Los romanos nunca entendieron el motivo de que su gran enemigo no hubiera intentado destruir Roma tras la batalla de Cannas y perpetuaron la imagen de un Aníbal a las puertas de la ciudad acobardado por el poder romano. Nada más lejos de la realidad.
Al final de su vida Aníbal Barca se vio obligado a exiliarse de Cartago y refugiarse en el Imperio Seleúcita. Allí sirvió como consejero militar y tuvo ocasión de encontrarse una vez más con su gran enemigo, Publio Cornelio Escipión «El Africano», en un ambiente lejos de los campos de batalla. Los viejos rivales tuvieron una despreocupada discusión en Éfeso sobre quién era el mejor general de la historia.
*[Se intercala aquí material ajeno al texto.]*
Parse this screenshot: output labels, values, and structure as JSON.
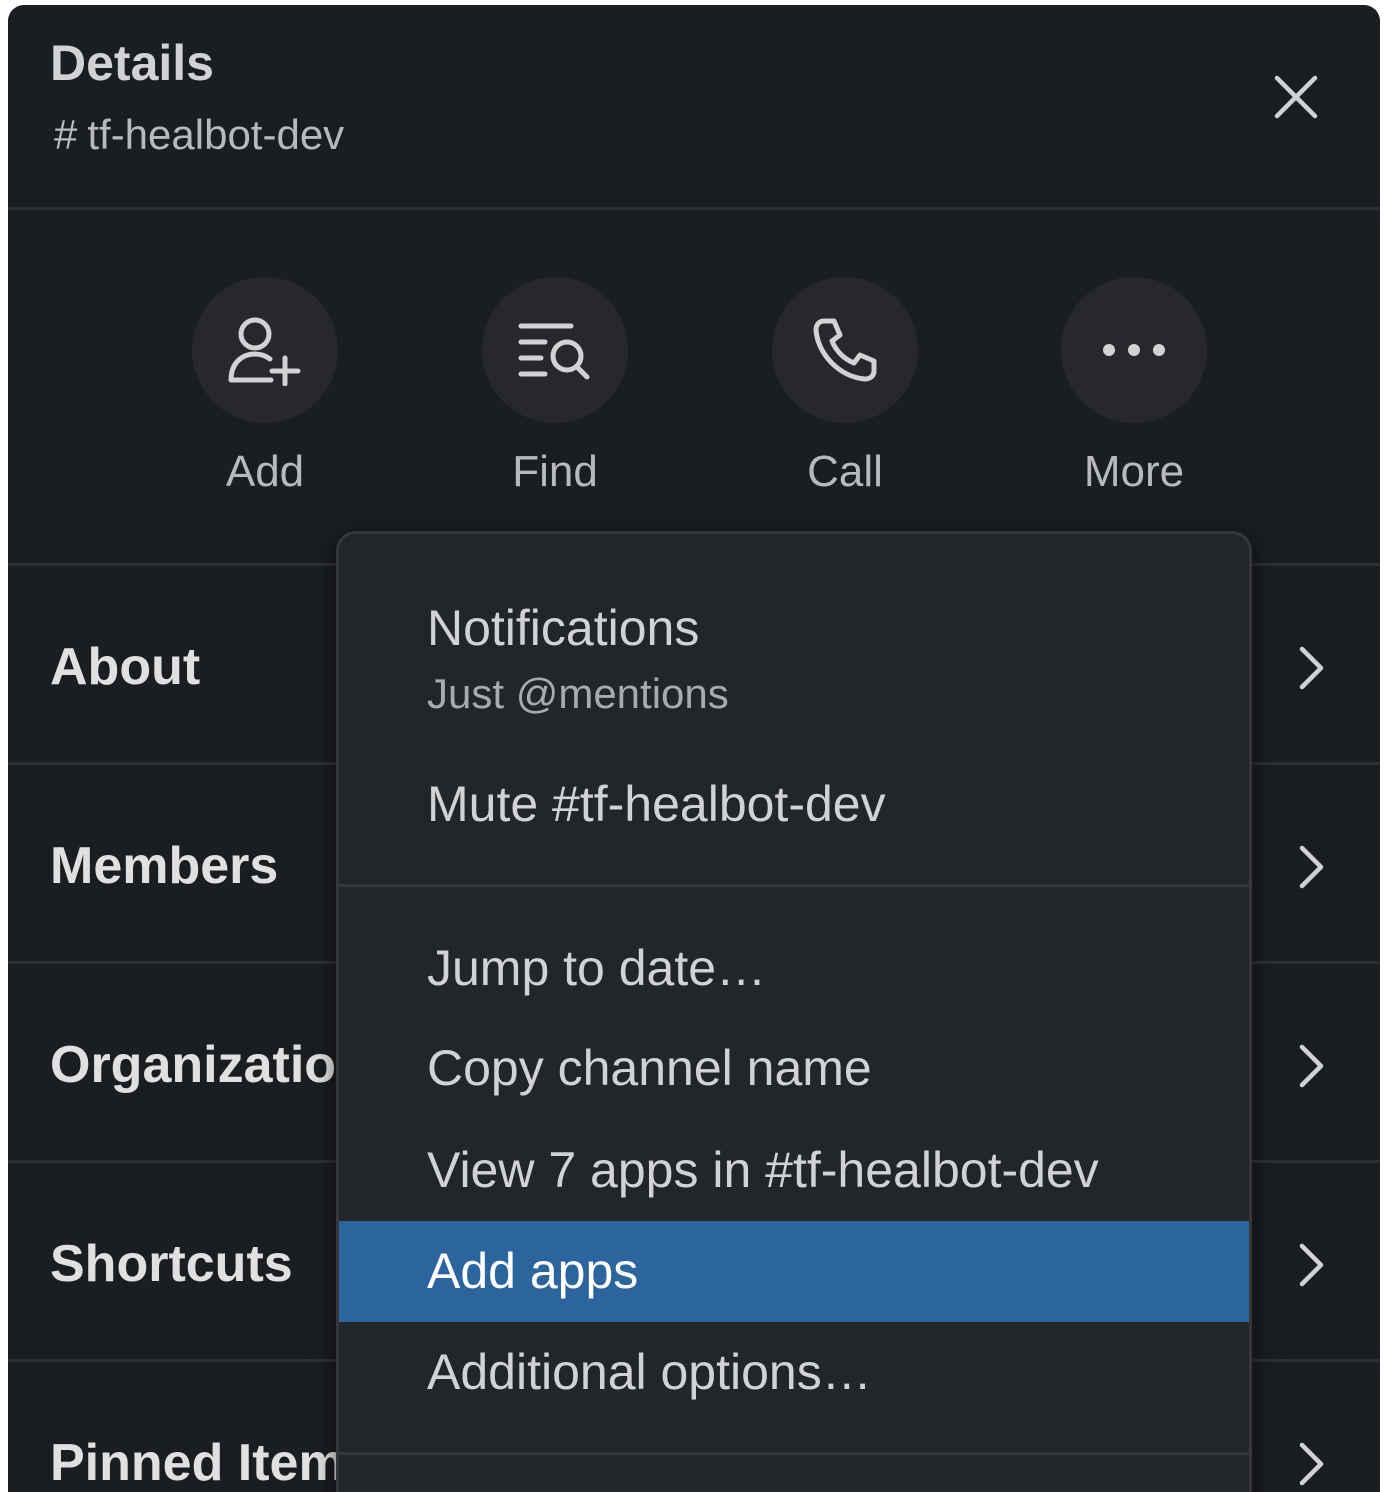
{
  "header": {
    "title": "Details",
    "channel_hash": "#",
    "channel_name": "tf-healbot-dev"
  },
  "actions": [
    {
      "label": "Add",
      "icon": "add-person-icon"
    },
    {
      "label": "Find",
      "icon": "find-in-channel-icon"
    },
    {
      "label": "Call",
      "icon": "phone-icon"
    },
    {
      "label": "More",
      "icon": "ellipsis-icon"
    }
  ],
  "rows": [
    {
      "label": "About"
    },
    {
      "label": "Members"
    },
    {
      "label": "Organizations"
    },
    {
      "label": "Shortcuts"
    },
    {
      "label": "Pinned Items"
    }
  ],
  "menu": {
    "notifications": {
      "label": "Notifications",
      "value": "Just @mentions"
    },
    "mute": "Mute #tf-healbot-dev",
    "jump": "Jump to date…",
    "copy": "Copy channel name",
    "view_apps": "View 7 apps in #tf-healbot-dev",
    "add_apps": "Add apps",
    "additional": "Additional options…"
  },
  "colors": {
    "background": "#1a1d21",
    "menu_background": "#222529",
    "highlight": "#2c649e",
    "text": "#d1d2d3"
  }
}
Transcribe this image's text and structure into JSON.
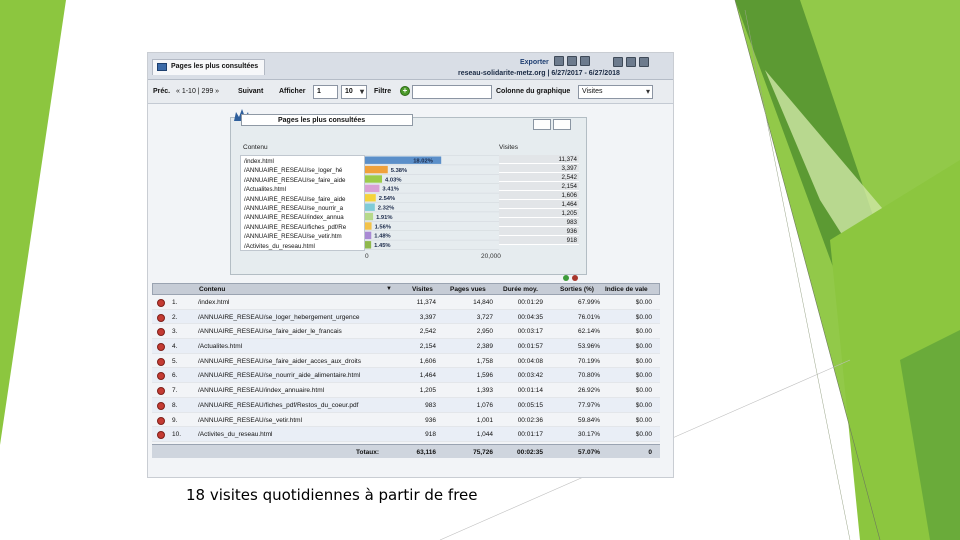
{
  "slide": {
    "caption": "18 visites quotidiennes à partir de free",
    "accent_green": "#8cc63f",
    "dark_green": "#4e8f2e",
    "light_green": "#cfe7a6"
  },
  "toolbar": {
    "tab_label": "Pages les plus consultées",
    "export_label": "Exporter",
    "site_range": "reseau-solidarite-metz.org | 6/27/2017 - 6/27/2018"
  },
  "nav": {
    "prev_label": "Préc.",
    "range_text": "« 1-10 | 299 »",
    "next_label": "Suivant",
    "show_label": "Afficher",
    "page_value": "1",
    "per_page_value": "10",
    "filter_label": "Filtre",
    "filter_value": "",
    "chart_column_label": "Colonne du graphique",
    "chart_column_value": "Visites"
  },
  "chart": {
    "title": "Pages les plus consultées",
    "col_content": "Contenu",
    "col_visits": "Visites",
    "ticks": [
      "0",
      "20,000"
    ]
  },
  "chart_data": {
    "type": "bar",
    "title": "Pages les plus consultées",
    "xlim": [
      0,
      20000
    ],
    "categories": [
      "/index.html",
      "/ANNUAIRE_RESEAU/se_loger_hé",
      "/ANNUAIRE_RESEAU/se_faire_aide",
      "/Actualites.html",
      "/ANNUAIRE_RESEAU/se_faire_aide",
      "/ANNUAIRE_RESEAU/se_nourrir_a",
      "/ANNUAIRE_RESEAU/index_annua",
      "/ANNUAIRE_RESEAU/fiches_pdf/Re",
      "/ANNUAIRE_RESEAU/se_vetir.htm",
      "/Activites_du_reseau.html"
    ],
    "values": [
      11374,
      3397,
      2542,
      2154,
      1606,
      1464,
      1205,
      983,
      936,
      918
    ],
    "percent_labels": [
      "18.02%",
      "5.38%",
      "4.03%",
      "3.41%",
      "2.54%",
      "2.32%",
      "1.91%",
      "1.56%",
      "1.48%",
      "1.45%"
    ],
    "value_labels": [
      "11,374",
      "3,397",
      "2,542",
      "2,154",
      "1,606",
      "1,464",
      "1,205",
      "983",
      "936",
      "918"
    ],
    "colors": [
      "#5b8fc9",
      "#f0a13a",
      "#9ccc4a",
      "#d9a0d6",
      "#f5d33c",
      "#7fcbd8",
      "#b6d98a",
      "#f3c24a",
      "#a98ad4",
      "#8fb84d"
    ]
  },
  "table": {
    "headers": [
      "Contenu",
      "Visites",
      "Pages vues",
      "Durée moy.",
      "Sorties (%)",
      "Indice de vale"
    ],
    "rows": [
      {
        "idx": "1.",
        "content": "/index.html",
        "visits": "11,374",
        "views": "14,840",
        "duration": "00:01:29",
        "exits": "67.99%",
        "value": "$0.00"
      },
      {
        "idx": "2.",
        "content": "/ANNUAIRE_RESEAU/se_loger_hebergement_urgence",
        "visits": "3,397",
        "views": "3,727",
        "duration": "00:04:35",
        "exits": "76.01%",
        "value": "$0.00"
      },
      {
        "idx": "3.",
        "content": "/ANNUAIRE_RESEAU/se_faire_aider_le_francais",
        "visits": "2,542",
        "views": "2,950",
        "duration": "00:03:17",
        "exits": "62.14%",
        "value": "$0.00"
      },
      {
        "idx": "4.",
        "content": "/Actualites.html",
        "visits": "2,154",
        "views": "2,389",
        "duration": "00:01:57",
        "exits": "53.96%",
        "value": "$0.00"
      },
      {
        "idx": "5.",
        "content": "/ANNUAIRE_RESEAU/se_faire_aider_acces_aux_droits",
        "visits": "1,606",
        "views": "1,758",
        "duration": "00:04:08",
        "exits": "70.19%",
        "value": "$0.00"
      },
      {
        "idx": "6.",
        "content": "/ANNUAIRE_RESEAU/se_nourrir_aide_alimentaire.html",
        "visits": "1,464",
        "views": "1,596",
        "duration": "00:03:42",
        "exits": "70.80%",
        "value": "$0.00"
      },
      {
        "idx": "7.",
        "content": "/ANNUAIRE_RESEAU/index_annuaire.html",
        "visits": "1,205",
        "views": "1,393",
        "duration": "00:01:14",
        "exits": "26.92%",
        "value": "$0.00"
      },
      {
        "idx": "8.",
        "content": "/ANNUAIRE_RESEAU/fiches_pdf/Restos_du_coeur.pdf",
        "visits": "983",
        "views": "1,076",
        "duration": "00:05:15",
        "exits": "77.97%",
        "value": "$0.00"
      },
      {
        "idx": "9.",
        "content": "/ANNUAIRE_RESEAU/se_vetir.html",
        "visits": "936",
        "views": "1,001",
        "duration": "00:02:36",
        "exits": "59.84%",
        "value": "$0.00"
      },
      {
        "idx": "10.",
        "content": "/Activites_du_reseau.html",
        "visits": "918",
        "views": "1,044",
        "duration": "00:01:17",
        "exits": "30.17%",
        "value": "$0.00"
      }
    ],
    "totals": {
      "label": "Totaux:",
      "visits": "63,116",
      "views": "75,726",
      "duration": "00:02:35",
      "exits": "57.07%",
      "value": "0"
    }
  }
}
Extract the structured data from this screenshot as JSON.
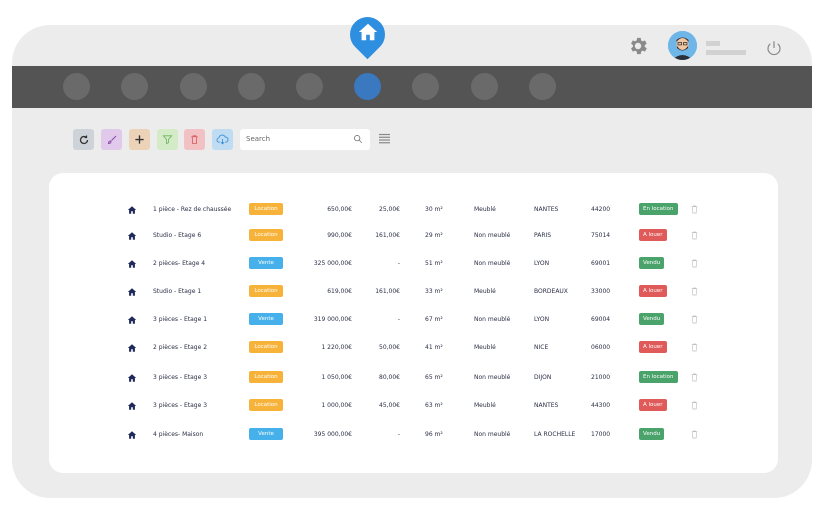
{
  "colors": {
    "accent": "#2e8ee0",
    "navbar": "#545454",
    "nav_active": "#3a78bf",
    "location_badge": "#f7b23a",
    "vente_badge": "#45b0ea",
    "status_green": "#4aa36a",
    "status_red": "#df5a58"
  },
  "header": {
    "home_icon": "home-icon",
    "settings_icon": "gear-icon",
    "user_avatar": "avatar",
    "power_icon": "power-icon"
  },
  "nav": {
    "dot_count": 9,
    "active_index": 5
  },
  "toolbar": {
    "tools": [
      "refresh-icon",
      "brush-icon",
      "plus-icon",
      "filter-icon",
      "trash-icon",
      "download-icon"
    ],
    "search_placeholder": "Search",
    "list_icon": "list-icon"
  },
  "rows": [
    {
      "title": "1 pièce - Rez de chaussée",
      "type": "Location",
      "price": "650,00€",
      "charges": "25,00€",
      "surface": "30 m²",
      "furnished": "Meublé",
      "city": "NANTES",
      "zip": "44200",
      "status": "En location"
    },
    {
      "title": "Studio - Etage 6",
      "type": "Location",
      "price": "990,00€",
      "charges": "161,00€",
      "surface": "29 m²",
      "furnished": "Non meublé",
      "city": "PARIS",
      "zip": "75014",
      "status": "A louer"
    },
    {
      "title": "2 pièces- Etage 4",
      "type": "Vente",
      "price": "325 000,00€",
      "charges": "-",
      "surface": "51 m²",
      "furnished": "Non meublé",
      "city": "LYON",
      "zip": "69001",
      "status": "Vendu"
    },
    {
      "title": "Studio - Etage 1",
      "type": "Location",
      "price": "619,00€",
      "charges": "161,00€",
      "surface": "33 m²",
      "furnished": "Meublé",
      "city": "BORDEAUX",
      "zip": "33000",
      "status": "A louer"
    },
    {
      "title": "3 pièces - Etage 1",
      "type": "Vente",
      "price": "319 000,00€",
      "charges": "-",
      "surface": "67 m²",
      "furnished": "Non meublé",
      "city": "LYON",
      "zip": "69004",
      "status": "Vendu"
    },
    {
      "title": "2 pièces - Etage 2",
      "type": "Location",
      "price": "1 220,00€",
      "charges": "50,00€",
      "surface": "41 m²",
      "furnished": "Meublé",
      "city": "NICE",
      "zip": "06000",
      "status": "A louer"
    },
    {
      "title": "3 pièces - Etage 3",
      "type": "Location",
      "price": "1 050,00€",
      "charges": "80,00€",
      "surface": "65 m²",
      "furnished": "Non meublé",
      "city": "DIJON",
      "zip": "21000",
      "status": "En location"
    },
    {
      "title": "3 pièces - Etage 3",
      "type": "Location",
      "price": "1 000,00€",
      "charges": "45,00€",
      "surface": "63 m²",
      "furnished": "Meublé",
      "city": "NANTES",
      "zip": "44300",
      "status": "A louer"
    },
    {
      "title": "4 pièces- Maison",
      "type": "Vente",
      "price": "395 000,00€",
      "charges": "-",
      "surface": "96 m²",
      "furnished": "Non meublé",
      "city": "LA ROCHELLE",
      "zip": "17000",
      "status": "Vendu"
    }
  ]
}
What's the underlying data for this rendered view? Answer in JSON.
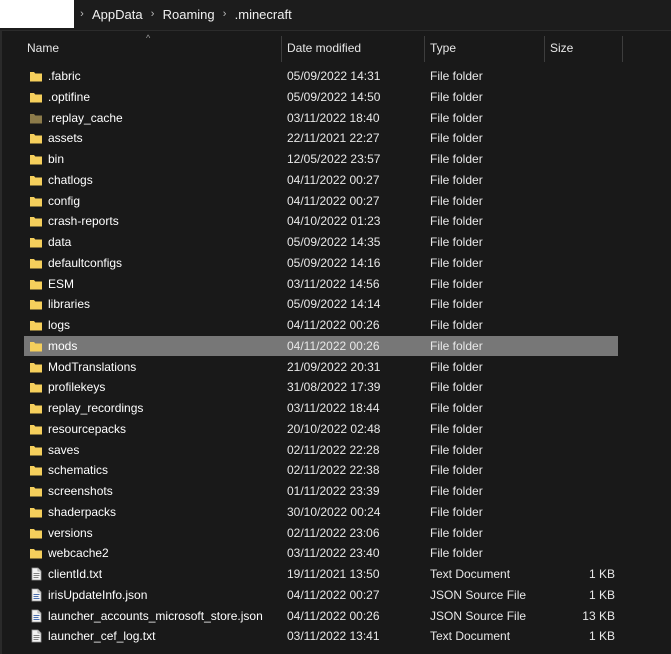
{
  "breadcrumb": {
    "items": [
      "AppData",
      "Roaming",
      ".minecraft"
    ]
  },
  "columns": {
    "name": "Name",
    "date": "Date modified",
    "type": "Type",
    "size": "Size"
  },
  "colors": {
    "folder": "#f5cf5c",
    "folder_dim": "#8c7b4a",
    "selection": "#777777",
    "background": "#191919"
  },
  "files": [
    {
      "name": ".fabric",
      "date": "05/09/2022 14:31",
      "type": "File folder",
      "size": "",
      "icon": "folder-icon"
    },
    {
      "name": ".optifine",
      "date": "05/09/2022 14:50",
      "type": "File folder",
      "size": "",
      "icon": "folder-icon"
    },
    {
      "name": ".replay_cache",
      "date": "03/11/2022 18:40",
      "type": "File folder",
      "size": "",
      "icon": "hidden-folder-icon"
    },
    {
      "name": "assets",
      "date": "22/11/2021 22:27",
      "type": "File folder",
      "size": "",
      "icon": "folder-icon"
    },
    {
      "name": "bin",
      "date": "12/05/2022 23:57",
      "type": "File folder",
      "size": "",
      "icon": "folder-icon"
    },
    {
      "name": "chatlogs",
      "date": "04/11/2022 00:27",
      "type": "File folder",
      "size": "",
      "icon": "folder-icon"
    },
    {
      "name": "config",
      "date": "04/11/2022 00:27",
      "type": "File folder",
      "size": "",
      "icon": "folder-icon"
    },
    {
      "name": "crash-reports",
      "date": "04/10/2022 01:23",
      "type": "File folder",
      "size": "",
      "icon": "folder-icon"
    },
    {
      "name": "data",
      "date": "05/09/2022 14:35",
      "type": "File folder",
      "size": "",
      "icon": "folder-icon"
    },
    {
      "name": "defaultconfigs",
      "date": "05/09/2022 14:16",
      "type": "File folder",
      "size": "",
      "icon": "folder-icon"
    },
    {
      "name": "ESM",
      "date": "03/11/2022 14:56",
      "type": "File folder",
      "size": "",
      "icon": "folder-icon"
    },
    {
      "name": "libraries",
      "date": "05/09/2022 14:14",
      "type": "File folder",
      "size": "",
      "icon": "folder-icon"
    },
    {
      "name": "logs",
      "date": "04/11/2022 00:26",
      "type": "File folder",
      "size": "",
      "icon": "folder-icon"
    },
    {
      "name": "mods",
      "date": "04/11/2022 00:26",
      "type": "File folder",
      "size": "",
      "icon": "folder-icon",
      "selected": true
    },
    {
      "name": "ModTranslations",
      "date": "21/09/2022 20:31",
      "type": "File folder",
      "size": "",
      "icon": "folder-icon"
    },
    {
      "name": "profilekeys",
      "date": "31/08/2022 17:39",
      "type": "File folder",
      "size": "",
      "icon": "folder-icon"
    },
    {
      "name": "replay_recordings",
      "date": "03/11/2022 18:44",
      "type": "File folder",
      "size": "",
      "icon": "folder-icon"
    },
    {
      "name": "resourcepacks",
      "date": "20/10/2022 02:48",
      "type": "File folder",
      "size": "",
      "icon": "folder-icon"
    },
    {
      "name": "saves",
      "date": "02/11/2022 22:28",
      "type": "File folder",
      "size": "",
      "icon": "folder-icon"
    },
    {
      "name": "schematics",
      "date": "02/11/2022 22:38",
      "type": "File folder",
      "size": "",
      "icon": "folder-icon"
    },
    {
      "name": "screenshots",
      "date": "01/11/2022 23:39",
      "type": "File folder",
      "size": "",
      "icon": "folder-icon"
    },
    {
      "name": "shaderpacks",
      "date": "30/10/2022 00:24",
      "type": "File folder",
      "size": "",
      "icon": "folder-icon"
    },
    {
      "name": "versions",
      "date": "02/11/2022 23:06",
      "type": "File folder",
      "size": "",
      "icon": "folder-icon"
    },
    {
      "name": "webcache2",
      "date": "03/11/2022 23:40",
      "type": "File folder",
      "size": "",
      "icon": "folder-icon"
    },
    {
      "name": "clientId.txt",
      "date": "19/11/2021 13:50",
      "type": "Text Document",
      "size": "1 KB",
      "icon": "text-file-icon"
    },
    {
      "name": "irisUpdateInfo.json",
      "date": "04/11/2022 00:27",
      "type": "JSON Source File",
      "size": "1 KB",
      "icon": "json-file-icon"
    },
    {
      "name": "launcher_accounts_microsoft_store.json",
      "date": "04/11/2022 00:26",
      "type": "JSON Source File",
      "size": "13 KB",
      "icon": "json-file-icon"
    },
    {
      "name": "launcher_cef_log.txt",
      "date": "03/11/2022 13:41",
      "type": "Text Document",
      "size": "1 KB",
      "icon": "text-file-icon"
    }
  ]
}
La respuesta de Aníbal fue inmediata: «Alejandro Magno». Escipión estuvo de acuerdo, poniendo igualmente a Alejandro en primera posición. Después, preguntó a Aníbal a quién colocaría segundo. Éste respondió que a Pirro, porque consideraba que la primera virtud de un general era la audacia.
Escipión insistió tal vez buscándose en la lista. Aníbal no le dio esta satisfacción: «Yo mismo, en mi juventud he conquistado Hispania y atravesado los Alpes con un ejército, hechos que han sucedido por primera vez desde Heracles. He atravesado Italia y habéis temblado de terror, obligándoos a abandonar cuatrocientas de vuestras poblaciones, y a menudo he amenazado vuestra ciudad con extremo peligro, todo ello sin recibir dinero ni refuerzos de Cartago». Como el general romano vio que el púnico estaba dispuesto a seguir autopromocionándose, dijo riendo: «¿En qué posición te colocarías, Aníbal, si no hubieras sido derrotado por mí?». Aníbal notó sus celos y respondió: «En ese caso me habría colocado por delante de Alejandro».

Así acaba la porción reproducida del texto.